Question

Let \( X \) and \( Y \) be discrete random variables with the joint probability mass function \[ p(x, y) = \frac{1}{25} (x^2 + y^2), \quad \text{if} \, x = 1, 2; \, y = 0, 1, 2. \] Then \( P(Y = 1 | X = 1) \) equals

Hint:

For conditional probabilities with discrete random variables, use the joint probability mass function and the formula \( P(Y = 1 \, | \, X = 1) = \frac{P(X = 1, Y = 1)}{P(X = 1)} \).

Answer 1

Correct Answer: 0.25

Step 1: Understanding the problem.
We are given the joint probability mass function \( p(x, y) \) for discrete random variables \( X \) and \( Y \). The goal is to find \( P(Y = 1 \, | \, X = 1) \), the conditional probability of \( Y = 1 \) given that \( X = 1 \).

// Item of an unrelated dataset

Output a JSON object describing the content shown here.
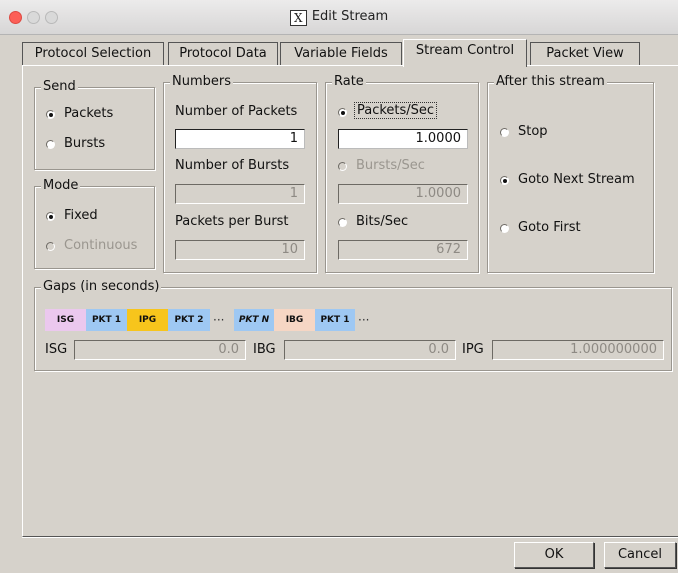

The formula for conditional probability is: \[ P(Y = 1 \, | \, X = 1) = \frac{P(X = 1, Y = 1)}{P(X = 1)}. \]
Step 2: Calculating \( P(X = 1, Y = 1) \).
From the joint probability mass function, we calculate: \[ p(1, 1) = \frac{1}{25} (1^2 + 1^2) = \frac{1}{25} (1 + 1) = \frac{2}{25}. \]
Step 3: Calculating \( P(X = 1) \).
To calculate \( P(X = 1) \), sum over all possible values of \( Y \): \[ P(X = 1) = \sum_{y=0}^{2} p(1, y) = \frac{1}{25} \left( 1^2 + 0^2 \right) + \frac{1}{25} \left( 1^2 + 1^2 \right) + \frac{1}{25} \left( 1^2 + 2^2 \right) = \frac{1}{25} (1 + 2 + 5) = \frac{8}{25}. \]
Step 4: Calculating the conditional probability.
Now we can calculate \( P(Y = 1 \, | \, X = 1) \): \[ P(Y = 1 \, | \, X = 1) = \frac{\frac{2}{25}}{\frac{8}{25}} = \frac{2}{8} = 0.25. \]
Step 5: Conclusion.
Thus, \( P(Y = 1 \, | \, X = 1) = 0.25 \).